Information on Rainforest Plants


While rainforests cover a small percentage of the Earth's surface, they contain the most diverse groupings of plants. Webster's dictionary defines the rainforest as a place that receives at least 100 inches of rain per year. It is a woodland forest with a dense evergreen canopy. The category includes tropical and temperate rainforest regions.

Emergent Trees

The tallest trees in the tropical rainforest form what is called the emergent layer. They create a dense canopy above shade-loving plants. Without this layer entire eco-systems can be destroyed. This dense layer holds in moisture and creates a terrarium-like environment. Vast numbers of epiphytes, like orchids and bromeliads, live at the tops of these trees. They are not parasitic, they simply need to hold on to the elevated structures. Orchids draw moisture and nutrients from the air. Bromeliads have cups that collect water and nutrients from humidity and rain. Kapok trees (Ceiba pentandra) are emergent trees whose flowers draw honey bees to the rainforest. Another emergent tree, the Brazil nut (Bertholletia excelsa), relies on a specific orchid (Coryanthese vasquezii) to draw its pollinator, the orchid bee. The symbiotic relationships among the plants and animals of the rainforest are extremely important.

Upper Canopy

Just below the emergent layer is the upper canopy of trees. In temperate rainforests this is the first layer. The Olympic Rainforest found in Washington state contains some of the most stately conifers in existence. The trees reach this size due to the moist, mild conditions created by the ocean, rain and transpiration from the conifers themselves.

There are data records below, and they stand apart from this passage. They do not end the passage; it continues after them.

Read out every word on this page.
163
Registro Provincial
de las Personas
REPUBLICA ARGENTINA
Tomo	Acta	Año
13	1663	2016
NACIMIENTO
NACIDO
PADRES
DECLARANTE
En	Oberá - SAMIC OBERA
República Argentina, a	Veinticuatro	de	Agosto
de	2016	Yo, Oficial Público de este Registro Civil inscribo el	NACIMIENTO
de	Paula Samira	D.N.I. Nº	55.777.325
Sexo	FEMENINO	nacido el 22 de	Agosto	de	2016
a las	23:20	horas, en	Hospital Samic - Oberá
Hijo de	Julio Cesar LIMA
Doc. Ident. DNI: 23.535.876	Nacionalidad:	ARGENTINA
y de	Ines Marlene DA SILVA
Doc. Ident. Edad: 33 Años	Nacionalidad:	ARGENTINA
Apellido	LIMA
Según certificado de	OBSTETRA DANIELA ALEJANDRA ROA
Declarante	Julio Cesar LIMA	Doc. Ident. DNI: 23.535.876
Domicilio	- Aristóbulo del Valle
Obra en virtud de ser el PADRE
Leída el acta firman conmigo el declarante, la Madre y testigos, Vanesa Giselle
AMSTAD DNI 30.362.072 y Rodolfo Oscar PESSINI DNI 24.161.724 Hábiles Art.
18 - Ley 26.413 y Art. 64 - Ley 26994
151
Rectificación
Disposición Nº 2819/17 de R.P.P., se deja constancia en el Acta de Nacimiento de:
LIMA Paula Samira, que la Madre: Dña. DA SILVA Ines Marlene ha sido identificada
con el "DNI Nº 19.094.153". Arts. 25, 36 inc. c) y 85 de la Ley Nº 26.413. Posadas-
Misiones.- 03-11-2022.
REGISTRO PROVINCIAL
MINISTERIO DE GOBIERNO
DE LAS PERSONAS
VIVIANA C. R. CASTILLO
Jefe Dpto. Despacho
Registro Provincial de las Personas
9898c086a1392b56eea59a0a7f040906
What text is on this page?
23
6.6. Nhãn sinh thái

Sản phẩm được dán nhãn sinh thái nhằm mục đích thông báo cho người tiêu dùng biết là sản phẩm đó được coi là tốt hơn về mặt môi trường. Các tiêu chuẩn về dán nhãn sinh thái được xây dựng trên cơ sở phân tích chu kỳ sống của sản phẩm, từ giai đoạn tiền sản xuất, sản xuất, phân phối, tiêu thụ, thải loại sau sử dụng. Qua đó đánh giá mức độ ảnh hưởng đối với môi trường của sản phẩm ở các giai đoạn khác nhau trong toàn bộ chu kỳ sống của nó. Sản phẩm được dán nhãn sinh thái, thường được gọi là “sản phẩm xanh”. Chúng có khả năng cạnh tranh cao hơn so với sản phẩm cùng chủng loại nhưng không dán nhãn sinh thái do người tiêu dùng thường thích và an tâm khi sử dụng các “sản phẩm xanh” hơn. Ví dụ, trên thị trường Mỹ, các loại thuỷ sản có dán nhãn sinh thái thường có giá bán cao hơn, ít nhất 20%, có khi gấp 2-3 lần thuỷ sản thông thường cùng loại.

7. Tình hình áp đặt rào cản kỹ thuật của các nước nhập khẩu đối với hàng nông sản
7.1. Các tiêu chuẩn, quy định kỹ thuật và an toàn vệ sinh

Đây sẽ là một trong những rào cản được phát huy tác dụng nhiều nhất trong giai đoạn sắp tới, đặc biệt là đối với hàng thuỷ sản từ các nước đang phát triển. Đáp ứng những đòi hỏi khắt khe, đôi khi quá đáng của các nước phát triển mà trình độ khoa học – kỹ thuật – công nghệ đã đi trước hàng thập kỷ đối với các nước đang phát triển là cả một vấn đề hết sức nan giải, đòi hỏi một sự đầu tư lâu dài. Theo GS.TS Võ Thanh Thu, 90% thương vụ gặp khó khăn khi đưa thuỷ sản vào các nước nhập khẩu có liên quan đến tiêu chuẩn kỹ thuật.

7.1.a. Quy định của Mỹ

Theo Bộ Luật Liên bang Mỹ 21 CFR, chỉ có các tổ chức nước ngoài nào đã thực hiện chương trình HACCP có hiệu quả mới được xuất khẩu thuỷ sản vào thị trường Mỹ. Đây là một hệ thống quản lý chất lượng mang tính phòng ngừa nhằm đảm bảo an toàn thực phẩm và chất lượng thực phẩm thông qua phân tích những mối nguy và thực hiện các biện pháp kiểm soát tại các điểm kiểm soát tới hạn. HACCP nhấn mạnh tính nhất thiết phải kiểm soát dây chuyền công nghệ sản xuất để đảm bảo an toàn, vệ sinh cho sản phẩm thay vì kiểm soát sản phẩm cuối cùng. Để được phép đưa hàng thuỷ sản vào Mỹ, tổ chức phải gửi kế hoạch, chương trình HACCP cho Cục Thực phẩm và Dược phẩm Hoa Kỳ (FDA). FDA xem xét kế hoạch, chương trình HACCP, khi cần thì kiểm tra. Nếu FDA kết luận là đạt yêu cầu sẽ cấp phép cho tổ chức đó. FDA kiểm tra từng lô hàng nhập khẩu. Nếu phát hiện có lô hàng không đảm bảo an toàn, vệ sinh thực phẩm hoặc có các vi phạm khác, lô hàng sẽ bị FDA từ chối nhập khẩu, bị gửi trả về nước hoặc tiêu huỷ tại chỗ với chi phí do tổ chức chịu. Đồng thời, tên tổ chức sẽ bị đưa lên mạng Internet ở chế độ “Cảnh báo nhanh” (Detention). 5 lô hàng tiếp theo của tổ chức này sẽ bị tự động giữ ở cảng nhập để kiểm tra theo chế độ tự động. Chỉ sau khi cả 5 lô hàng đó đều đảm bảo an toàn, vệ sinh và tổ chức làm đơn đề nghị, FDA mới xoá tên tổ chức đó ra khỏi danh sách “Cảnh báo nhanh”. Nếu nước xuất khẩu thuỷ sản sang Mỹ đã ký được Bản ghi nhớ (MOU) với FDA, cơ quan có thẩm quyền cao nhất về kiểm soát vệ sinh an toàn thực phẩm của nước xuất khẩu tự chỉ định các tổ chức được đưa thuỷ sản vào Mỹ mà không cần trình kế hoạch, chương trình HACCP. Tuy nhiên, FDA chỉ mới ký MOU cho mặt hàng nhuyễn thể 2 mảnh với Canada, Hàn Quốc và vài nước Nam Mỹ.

In a tropical rainforest the upper story is where the bulk of the food plants are found. Animals linger there eating tree fruits like guava, papaya and dates.

Understory Plants

The understory level of a forest is comprised of shorter trees and shrubs. Tropical vines are included in this layer because they begin life as small shrubs before scaling the tall forest plants. "Strangler" vines wind their way up trees and eventually take over as the tree dies. The understory in a tropical rainforest is densely shaded. Fruiting vines like passion fruit and akebia grow freely. In the temperate rainforest there may be filtered light and more of a shrub layer. You may find epiphytic shade plants, like tassle fern (Huperzia phlegmania) or licorice fern (Polypodium), hanging from the trees. The Australian king fern (Angiopteris evecta) has the longest fronds of all, reaching lengths of up to 16 feet.

Forest Floor

Forest floor plants range from tiny mosses, lichens and fungi to ground-covers and trailing vines. In the Olympic forest there are lush ferns such as maidenhair fern (Adiantum pedatum) and western sword fern (Polystichum munitum). There are numerous wildflowers such as western white trillium (Trillium ovatum), bleeding heart (Dicentra formosa) and lady's slipper (Cypripedium). Rainforests contain some of the world's rarest, most delicate wildflowers.

Plant Medicine

Numerous medicinal plants are found in the rainforest. The Pacific yew (Taxus breviflora), used as a cancer treatment, grows in the Olympic rainforest. The tropical chinchona tree (Chinchona caisaya) was the original source for quinine. It is used to combat malaria and to calm lupus and other rheumatic diseases. These are well-known plant medicines, but many possible cures are still undiscovered among rainforest plants.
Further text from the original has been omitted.